La primera vez que escuché que existía algo llamado: Esfuerzos para Corregir la Orientación Sexual y la Identidad de Género (ECOSIG), pensé: "¿Corregir?, ¿qué hay que corregir?", esa fue la primera palabra que me saltó, después rebobiné mi cerebró y me dije a mí misma: "¿Esfuerzos?", es bien sabido que si hay que forzar algo, significa que por ahí no va la cosa, entonces me puse a investigar sobre estas prácticas.  

Estas prácticas son también conocidas como "terapias de deshomosexualización" o "terapias de conversión" y van desde terapias psicológicas o psiquiátricas, sesiones religiosas (sí, con un sacerdote), hasta terapias de shock (sí, se les dan descargas eléctricas a las personas); tienen la finalidad de "cambiar" la orientación sexual de una persona homosexual o bisexual y "convertirla" en heterosexual.
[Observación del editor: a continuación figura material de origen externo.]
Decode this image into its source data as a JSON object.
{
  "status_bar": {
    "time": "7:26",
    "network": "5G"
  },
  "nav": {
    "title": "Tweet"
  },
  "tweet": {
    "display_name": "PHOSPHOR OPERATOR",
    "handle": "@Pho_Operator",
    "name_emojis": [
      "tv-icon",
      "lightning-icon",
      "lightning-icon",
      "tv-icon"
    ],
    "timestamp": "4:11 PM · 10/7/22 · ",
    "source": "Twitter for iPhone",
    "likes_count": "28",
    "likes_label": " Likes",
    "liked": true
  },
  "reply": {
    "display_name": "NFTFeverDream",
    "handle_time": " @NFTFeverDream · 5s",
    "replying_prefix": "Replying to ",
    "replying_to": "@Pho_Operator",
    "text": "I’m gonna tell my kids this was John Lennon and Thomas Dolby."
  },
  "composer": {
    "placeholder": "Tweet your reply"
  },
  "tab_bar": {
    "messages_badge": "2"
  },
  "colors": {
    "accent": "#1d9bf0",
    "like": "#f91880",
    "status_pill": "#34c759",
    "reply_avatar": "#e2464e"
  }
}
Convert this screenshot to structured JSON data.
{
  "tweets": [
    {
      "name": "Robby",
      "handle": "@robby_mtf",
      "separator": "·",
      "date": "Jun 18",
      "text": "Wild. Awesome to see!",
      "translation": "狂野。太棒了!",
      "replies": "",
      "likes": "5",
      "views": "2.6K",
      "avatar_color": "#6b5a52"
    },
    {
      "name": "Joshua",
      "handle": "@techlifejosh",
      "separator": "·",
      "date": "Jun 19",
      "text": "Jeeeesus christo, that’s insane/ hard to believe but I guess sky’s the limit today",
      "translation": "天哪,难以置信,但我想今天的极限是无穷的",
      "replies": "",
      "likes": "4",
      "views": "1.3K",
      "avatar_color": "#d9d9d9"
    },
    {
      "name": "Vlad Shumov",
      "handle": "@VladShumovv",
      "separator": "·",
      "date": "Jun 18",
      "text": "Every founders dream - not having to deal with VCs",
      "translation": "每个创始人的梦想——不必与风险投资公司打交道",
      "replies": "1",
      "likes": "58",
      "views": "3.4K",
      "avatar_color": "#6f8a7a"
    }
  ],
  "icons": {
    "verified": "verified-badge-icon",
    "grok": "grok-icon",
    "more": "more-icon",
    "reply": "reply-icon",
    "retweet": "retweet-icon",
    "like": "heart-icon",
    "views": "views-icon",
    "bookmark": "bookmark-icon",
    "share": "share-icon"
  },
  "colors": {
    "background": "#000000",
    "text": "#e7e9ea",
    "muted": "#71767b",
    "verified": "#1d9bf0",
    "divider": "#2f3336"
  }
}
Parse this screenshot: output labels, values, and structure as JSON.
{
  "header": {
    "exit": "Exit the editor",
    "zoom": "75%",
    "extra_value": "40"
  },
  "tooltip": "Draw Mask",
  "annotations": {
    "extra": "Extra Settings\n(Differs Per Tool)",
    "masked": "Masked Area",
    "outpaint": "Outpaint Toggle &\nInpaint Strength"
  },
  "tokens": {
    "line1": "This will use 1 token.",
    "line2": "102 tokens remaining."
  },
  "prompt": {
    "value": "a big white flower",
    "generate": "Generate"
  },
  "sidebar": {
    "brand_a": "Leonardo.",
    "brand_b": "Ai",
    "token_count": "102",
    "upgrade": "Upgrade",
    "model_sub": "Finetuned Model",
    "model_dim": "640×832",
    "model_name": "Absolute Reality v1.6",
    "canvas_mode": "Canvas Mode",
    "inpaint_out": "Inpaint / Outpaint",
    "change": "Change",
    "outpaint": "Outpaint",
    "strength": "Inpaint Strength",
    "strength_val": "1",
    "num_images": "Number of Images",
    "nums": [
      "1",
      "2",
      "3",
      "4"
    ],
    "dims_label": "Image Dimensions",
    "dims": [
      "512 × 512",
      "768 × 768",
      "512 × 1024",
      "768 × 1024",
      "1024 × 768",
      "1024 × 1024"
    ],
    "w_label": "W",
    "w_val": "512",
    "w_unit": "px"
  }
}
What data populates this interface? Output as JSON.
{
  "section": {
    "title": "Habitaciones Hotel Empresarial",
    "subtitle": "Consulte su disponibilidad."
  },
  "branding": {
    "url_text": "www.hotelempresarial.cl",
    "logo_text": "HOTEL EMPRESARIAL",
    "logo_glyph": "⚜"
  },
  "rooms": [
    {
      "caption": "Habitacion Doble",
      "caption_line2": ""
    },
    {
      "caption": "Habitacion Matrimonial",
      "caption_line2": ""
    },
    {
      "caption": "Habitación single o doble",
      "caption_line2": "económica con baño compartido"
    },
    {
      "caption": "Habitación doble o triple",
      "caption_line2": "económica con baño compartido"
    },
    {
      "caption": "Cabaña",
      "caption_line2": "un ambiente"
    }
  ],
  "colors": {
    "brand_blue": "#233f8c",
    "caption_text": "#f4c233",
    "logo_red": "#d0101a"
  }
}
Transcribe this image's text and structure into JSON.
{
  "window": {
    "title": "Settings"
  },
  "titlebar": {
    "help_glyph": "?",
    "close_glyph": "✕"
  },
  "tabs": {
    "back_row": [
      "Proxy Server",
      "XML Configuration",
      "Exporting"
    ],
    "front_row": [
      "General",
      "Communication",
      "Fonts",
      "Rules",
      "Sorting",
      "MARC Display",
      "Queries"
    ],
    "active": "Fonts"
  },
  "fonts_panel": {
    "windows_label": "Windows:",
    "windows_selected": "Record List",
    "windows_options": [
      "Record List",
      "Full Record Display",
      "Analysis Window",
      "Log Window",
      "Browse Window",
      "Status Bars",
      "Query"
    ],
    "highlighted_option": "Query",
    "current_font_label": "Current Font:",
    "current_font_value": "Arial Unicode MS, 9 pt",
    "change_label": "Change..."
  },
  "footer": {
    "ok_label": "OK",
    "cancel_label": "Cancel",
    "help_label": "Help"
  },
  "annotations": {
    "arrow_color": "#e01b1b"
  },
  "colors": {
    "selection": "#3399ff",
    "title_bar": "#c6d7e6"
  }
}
Es muy importante mencionar, que en la mayoría de los casos, durante estas "terapias", las personas experimentan una serie de tratos crueles, inhumanos y degradantes. 

                                                      Fotografía: PELAG Panamá

Lo anterior, claramente, es producto de sociedades heteronormadas en las que se considera que lo "normal" es ser heterosexual y cualquier otra identidad y expresión de género es anormal. Esto, por supuesto, es un ERROR ERROR ERROR. 

CONAPRED (Consejo Nacional para prevenir la Discriminación), reconoce que: 

  • La orientación sexual, la identidad de género y la expresión de género son dimensiones íntimas y privadas de la personalidad y, por tanto, son parte esencial del proyecto de vida de las personas que deben ser salvaguardadas.

                                                        Fotografía: PELAG Panamá

Es así, que las ECOSIG atentan deliberadamente contra los derechos de las personas LGBT+, pero aquí va la BUENA NOTICIA...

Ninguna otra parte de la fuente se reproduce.